Aggregator bundling offers maximal choice to the customer. Buyers can customize their bundles by selecting elements from limited options. In traditional cost-based pricing, aggregator bundles can look like buy one get one free or pick-three deals. When it comes to subscription services, the model can support either choices that are locked in at the start of the contract or choices that can be changed at the start of each pay period.
To promote their Surface products, Microsoft allows buyers to build a bundle that includes their choice of a Surface device, an annual subscription to Microsoft 365 with an additional three months free, and a two-, three- or four-year protection plan.
Limited time bundles are typically rotating offers that provide discounted access to a set of services or products for a specified amount of time. Each offer is usually only available to purchase for a short period of time, which creates a sense of urgency and makes the savings seem even more desirable.
Phone, cable, and Internet companies often sell their services in limited time bundles. Shaw offers a range of television and internet bundles on two-year plans. After the two years are up, you go month-to-month until you cancel or sign up for another value plan; however, if you cancel your subscription early, you’re required to pay early cancellation fees.
Partnerships allow one retailer to sell the services or products of other companies through bundles with their own products. Collaborating with other companies can offer a host of competitive advantages like expanding or tapping into new customer bases, sharing cross-platform market research, trialing subscription services before committing to the costs, and so on.
Birchbox is a beauty and grooming subscription service. For $15/month for the beauty box and $10/month for the grooming box, you will receive five curated deluxe samples based on preference settings in your user profile. You can also buy individual full-sized products from their website. The company currently carries 40 prestigious brands and, in 2015, launched their own line of products.
The most important aspect of revenue recognition for bundled billing, in addition to remaining compliant with accounting standards like ASC 606 and IFRS 15, is ensuring that you’re able to accurately attribute income to the correct revenue stream.

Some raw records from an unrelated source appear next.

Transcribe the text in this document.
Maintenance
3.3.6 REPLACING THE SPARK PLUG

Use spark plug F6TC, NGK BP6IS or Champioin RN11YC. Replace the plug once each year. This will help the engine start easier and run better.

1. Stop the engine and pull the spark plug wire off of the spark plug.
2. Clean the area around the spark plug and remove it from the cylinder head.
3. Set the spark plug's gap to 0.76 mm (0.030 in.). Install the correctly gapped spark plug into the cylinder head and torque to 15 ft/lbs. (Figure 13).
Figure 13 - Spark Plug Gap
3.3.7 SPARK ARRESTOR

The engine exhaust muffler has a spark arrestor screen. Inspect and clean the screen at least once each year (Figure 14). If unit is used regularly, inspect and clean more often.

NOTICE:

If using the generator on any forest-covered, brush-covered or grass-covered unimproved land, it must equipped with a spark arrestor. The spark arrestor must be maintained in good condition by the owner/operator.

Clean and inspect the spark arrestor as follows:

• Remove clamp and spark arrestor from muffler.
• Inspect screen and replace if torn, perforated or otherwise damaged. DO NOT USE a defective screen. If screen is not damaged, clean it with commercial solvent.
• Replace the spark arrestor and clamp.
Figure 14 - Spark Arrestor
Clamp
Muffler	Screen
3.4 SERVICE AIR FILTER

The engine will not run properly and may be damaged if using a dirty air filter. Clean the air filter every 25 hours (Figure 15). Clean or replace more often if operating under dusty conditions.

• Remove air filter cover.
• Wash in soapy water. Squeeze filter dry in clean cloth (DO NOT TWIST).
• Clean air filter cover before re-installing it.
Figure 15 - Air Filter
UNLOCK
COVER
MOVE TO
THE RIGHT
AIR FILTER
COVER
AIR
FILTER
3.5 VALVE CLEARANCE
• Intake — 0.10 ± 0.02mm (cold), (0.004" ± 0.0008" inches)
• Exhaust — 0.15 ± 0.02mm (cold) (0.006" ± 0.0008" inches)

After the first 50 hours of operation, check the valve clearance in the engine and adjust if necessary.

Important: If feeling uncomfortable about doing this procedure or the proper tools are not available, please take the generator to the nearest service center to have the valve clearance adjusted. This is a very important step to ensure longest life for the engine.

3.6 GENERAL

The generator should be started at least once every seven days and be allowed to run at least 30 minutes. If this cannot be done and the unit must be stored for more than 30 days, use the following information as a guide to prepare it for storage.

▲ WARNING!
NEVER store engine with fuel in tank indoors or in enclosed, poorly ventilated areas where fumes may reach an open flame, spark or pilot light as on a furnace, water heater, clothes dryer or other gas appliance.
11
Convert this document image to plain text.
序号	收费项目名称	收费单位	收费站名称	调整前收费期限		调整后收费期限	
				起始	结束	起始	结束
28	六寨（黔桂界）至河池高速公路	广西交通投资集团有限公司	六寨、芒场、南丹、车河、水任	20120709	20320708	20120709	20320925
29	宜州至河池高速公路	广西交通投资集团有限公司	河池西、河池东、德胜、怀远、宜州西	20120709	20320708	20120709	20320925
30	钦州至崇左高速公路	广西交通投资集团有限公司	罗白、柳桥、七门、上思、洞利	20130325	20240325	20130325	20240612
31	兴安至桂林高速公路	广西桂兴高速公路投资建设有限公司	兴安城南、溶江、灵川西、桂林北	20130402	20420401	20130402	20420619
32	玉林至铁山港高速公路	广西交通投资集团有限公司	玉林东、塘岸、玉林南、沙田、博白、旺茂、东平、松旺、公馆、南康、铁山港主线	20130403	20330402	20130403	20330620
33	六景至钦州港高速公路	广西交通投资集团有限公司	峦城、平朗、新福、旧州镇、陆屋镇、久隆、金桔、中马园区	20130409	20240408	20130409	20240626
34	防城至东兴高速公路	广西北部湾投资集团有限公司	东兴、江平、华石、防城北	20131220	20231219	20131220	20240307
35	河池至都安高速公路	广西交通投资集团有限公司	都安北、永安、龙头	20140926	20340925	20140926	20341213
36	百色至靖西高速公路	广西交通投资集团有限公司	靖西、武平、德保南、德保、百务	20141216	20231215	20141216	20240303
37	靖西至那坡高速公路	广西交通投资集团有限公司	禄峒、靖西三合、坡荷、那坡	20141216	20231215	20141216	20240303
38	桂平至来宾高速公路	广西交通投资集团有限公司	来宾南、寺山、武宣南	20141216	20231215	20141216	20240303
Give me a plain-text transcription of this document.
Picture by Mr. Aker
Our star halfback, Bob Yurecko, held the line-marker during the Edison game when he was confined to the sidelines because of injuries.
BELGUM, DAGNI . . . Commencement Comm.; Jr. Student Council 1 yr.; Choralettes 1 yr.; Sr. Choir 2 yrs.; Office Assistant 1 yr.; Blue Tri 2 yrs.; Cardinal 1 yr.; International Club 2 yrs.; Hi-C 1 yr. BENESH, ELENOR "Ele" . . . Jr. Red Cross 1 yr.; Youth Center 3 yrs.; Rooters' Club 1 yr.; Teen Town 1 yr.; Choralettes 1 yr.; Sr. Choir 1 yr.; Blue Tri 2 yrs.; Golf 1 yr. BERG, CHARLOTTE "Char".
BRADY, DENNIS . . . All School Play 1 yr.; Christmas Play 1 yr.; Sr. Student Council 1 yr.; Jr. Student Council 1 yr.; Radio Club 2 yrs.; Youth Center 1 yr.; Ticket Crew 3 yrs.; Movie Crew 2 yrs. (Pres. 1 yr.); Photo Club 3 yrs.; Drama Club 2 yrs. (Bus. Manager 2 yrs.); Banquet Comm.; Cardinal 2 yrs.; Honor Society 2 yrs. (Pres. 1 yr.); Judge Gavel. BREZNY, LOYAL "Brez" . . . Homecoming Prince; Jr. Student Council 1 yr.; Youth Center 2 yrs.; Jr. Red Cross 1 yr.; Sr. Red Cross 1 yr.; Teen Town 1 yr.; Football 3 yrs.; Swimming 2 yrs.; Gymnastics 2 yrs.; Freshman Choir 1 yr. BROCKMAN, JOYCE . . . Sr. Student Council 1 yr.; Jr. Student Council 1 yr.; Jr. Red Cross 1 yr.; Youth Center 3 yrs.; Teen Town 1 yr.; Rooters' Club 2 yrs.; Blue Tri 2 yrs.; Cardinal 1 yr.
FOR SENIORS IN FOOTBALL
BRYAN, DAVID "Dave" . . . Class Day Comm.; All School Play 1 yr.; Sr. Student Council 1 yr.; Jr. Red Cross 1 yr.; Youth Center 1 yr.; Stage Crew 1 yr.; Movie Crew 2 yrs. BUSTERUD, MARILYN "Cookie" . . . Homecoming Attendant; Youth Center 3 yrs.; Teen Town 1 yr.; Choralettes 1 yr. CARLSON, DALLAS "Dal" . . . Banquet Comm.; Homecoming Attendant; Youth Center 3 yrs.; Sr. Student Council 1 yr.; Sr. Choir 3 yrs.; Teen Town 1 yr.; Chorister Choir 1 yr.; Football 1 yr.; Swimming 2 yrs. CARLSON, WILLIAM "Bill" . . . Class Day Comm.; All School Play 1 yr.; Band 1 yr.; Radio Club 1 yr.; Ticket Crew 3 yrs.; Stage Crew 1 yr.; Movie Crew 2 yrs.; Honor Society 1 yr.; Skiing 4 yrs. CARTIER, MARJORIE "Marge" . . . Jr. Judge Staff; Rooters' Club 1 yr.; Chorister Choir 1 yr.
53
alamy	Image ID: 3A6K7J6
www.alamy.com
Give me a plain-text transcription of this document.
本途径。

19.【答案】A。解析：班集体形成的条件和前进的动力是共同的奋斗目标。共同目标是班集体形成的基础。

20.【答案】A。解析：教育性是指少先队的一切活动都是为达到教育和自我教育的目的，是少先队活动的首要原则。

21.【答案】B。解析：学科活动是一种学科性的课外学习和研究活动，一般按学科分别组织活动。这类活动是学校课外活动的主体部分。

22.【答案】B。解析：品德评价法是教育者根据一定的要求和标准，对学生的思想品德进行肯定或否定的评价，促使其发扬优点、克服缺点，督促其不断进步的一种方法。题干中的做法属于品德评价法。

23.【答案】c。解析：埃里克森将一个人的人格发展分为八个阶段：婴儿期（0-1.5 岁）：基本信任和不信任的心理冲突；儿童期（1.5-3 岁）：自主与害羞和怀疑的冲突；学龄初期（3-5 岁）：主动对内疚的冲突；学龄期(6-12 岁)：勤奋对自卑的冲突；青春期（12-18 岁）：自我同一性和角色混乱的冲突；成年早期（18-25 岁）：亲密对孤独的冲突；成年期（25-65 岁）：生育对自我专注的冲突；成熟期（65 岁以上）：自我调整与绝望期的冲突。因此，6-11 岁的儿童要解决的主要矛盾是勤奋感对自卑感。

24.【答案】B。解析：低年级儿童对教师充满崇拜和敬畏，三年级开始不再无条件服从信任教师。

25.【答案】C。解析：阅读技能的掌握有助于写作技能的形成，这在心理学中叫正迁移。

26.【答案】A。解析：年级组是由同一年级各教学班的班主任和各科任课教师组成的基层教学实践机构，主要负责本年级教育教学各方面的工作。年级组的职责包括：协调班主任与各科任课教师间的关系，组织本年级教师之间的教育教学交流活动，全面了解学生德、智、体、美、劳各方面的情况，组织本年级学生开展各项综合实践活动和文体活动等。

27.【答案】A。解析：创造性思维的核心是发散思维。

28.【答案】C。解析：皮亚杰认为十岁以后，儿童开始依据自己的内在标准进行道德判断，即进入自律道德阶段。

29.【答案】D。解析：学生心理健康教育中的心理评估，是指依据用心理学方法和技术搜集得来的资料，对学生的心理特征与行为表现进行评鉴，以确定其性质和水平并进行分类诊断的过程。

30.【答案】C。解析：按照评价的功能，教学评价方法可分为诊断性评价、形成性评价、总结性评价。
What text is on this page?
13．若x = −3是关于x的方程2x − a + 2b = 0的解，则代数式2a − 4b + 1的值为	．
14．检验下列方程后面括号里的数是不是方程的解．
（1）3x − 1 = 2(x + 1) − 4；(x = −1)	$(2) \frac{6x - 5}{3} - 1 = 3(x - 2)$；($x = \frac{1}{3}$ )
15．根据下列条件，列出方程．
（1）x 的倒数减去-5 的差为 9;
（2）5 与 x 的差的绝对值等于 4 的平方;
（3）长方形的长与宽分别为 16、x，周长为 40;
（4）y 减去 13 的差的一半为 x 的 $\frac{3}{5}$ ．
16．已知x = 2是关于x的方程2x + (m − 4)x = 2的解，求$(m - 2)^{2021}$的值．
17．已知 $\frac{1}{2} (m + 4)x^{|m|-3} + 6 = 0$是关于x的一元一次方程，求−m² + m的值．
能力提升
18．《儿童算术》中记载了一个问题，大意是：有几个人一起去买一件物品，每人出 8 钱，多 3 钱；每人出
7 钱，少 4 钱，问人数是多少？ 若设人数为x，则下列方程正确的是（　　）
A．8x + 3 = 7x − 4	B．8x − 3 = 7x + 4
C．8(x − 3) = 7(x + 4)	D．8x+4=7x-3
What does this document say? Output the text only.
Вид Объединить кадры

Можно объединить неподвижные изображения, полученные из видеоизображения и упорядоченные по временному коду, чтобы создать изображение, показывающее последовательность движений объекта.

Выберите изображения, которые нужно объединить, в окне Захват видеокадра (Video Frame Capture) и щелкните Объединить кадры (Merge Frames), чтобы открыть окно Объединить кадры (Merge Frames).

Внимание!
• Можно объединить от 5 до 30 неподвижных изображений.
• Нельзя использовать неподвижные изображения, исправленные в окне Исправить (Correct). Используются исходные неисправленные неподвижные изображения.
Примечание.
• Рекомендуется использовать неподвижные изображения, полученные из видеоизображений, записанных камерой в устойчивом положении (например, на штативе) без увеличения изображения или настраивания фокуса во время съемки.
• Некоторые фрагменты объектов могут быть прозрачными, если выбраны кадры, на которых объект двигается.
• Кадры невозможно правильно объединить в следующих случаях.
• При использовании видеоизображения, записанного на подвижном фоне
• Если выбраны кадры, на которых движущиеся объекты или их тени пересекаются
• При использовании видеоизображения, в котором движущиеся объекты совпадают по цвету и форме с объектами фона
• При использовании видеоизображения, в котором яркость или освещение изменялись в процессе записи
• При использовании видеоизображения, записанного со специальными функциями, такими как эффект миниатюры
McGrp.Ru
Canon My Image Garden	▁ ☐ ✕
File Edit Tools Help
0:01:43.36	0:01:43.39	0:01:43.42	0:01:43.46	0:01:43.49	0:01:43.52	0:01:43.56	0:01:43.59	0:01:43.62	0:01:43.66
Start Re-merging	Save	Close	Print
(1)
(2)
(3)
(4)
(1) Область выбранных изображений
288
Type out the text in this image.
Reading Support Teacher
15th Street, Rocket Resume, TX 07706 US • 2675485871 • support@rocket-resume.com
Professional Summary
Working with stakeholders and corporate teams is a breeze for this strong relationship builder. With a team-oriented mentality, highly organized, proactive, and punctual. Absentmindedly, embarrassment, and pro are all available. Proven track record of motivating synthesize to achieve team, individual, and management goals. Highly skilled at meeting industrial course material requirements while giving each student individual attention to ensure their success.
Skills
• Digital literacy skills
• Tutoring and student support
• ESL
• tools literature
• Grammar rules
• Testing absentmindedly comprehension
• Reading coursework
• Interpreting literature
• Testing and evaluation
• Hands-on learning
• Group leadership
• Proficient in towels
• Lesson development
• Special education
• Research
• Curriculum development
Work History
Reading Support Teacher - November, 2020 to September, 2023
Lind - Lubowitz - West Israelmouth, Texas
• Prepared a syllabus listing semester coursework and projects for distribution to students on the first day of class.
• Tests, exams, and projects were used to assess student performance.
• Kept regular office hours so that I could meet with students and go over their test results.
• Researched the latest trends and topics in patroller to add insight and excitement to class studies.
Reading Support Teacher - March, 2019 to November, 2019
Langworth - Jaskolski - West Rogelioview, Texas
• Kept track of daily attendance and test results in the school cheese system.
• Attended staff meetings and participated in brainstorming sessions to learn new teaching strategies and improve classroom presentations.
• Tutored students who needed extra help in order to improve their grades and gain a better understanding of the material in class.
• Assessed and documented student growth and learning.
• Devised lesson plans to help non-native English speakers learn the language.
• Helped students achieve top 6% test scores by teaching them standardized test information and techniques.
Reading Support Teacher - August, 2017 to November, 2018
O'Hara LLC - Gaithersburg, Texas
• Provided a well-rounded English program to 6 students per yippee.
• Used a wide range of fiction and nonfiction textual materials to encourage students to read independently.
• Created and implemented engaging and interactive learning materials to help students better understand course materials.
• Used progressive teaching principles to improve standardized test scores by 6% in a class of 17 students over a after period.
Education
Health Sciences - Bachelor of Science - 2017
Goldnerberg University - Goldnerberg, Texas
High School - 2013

Margin analyses are crucial for making strategic business decisions and understanding the performance of each of your products or services. However, errors in your revenue allocation data could jeopardize these processes—leaving you unable to tell how much is being earned by each revenue stream.
Investing in a robust recurring billing solution is one way to eliminate manual errors and simplify revenue allocation. It can also help you to maintain compliance and efficiently handle changes to your customers’ bundles and invoices.
Avoid subpar management of your bundling strategy by familiarizing yourself with these three critical elements of the pricing model that will aid your growth journey.
The 3 critical elements of your bundle pricing strategy
1. Understand target customers
Take your time to ensure that the pricing and value metrics are aligned for each of your bundles. If customers are unable to grasp why your bundle is a great bargain, it’s highly likely that they will search for a better deal elsewhere. Analyze your customers’ behaviour and build your bundles to meet specific needs or desires that are currently not being fulfilled.
2. Boost sales of certain products/services
Bundles are great for adding another layer of control to your pricing management. In the same way that you want to carefully craft your bundles to be desirable to your customers, you should also appropriately pair products and services to maximize your overall sales. Bundles that are not well balanced can hurt sales of your popular offers and lead to frustrating overstock.
3. Manage revenue allocation
Keeping track of which earnings are coming from what revenue stream doesn’t have to be complex. A powerful recurring billing solution can automate revenue allocation with an internal line-by-line breakdown, so you’ll always be ready to perform margin analyses. The right system will also help you maintain compliance with ASC 606 and IFRS 15, as well as streamline any additions to your billing model or updates to your customers’ invoices.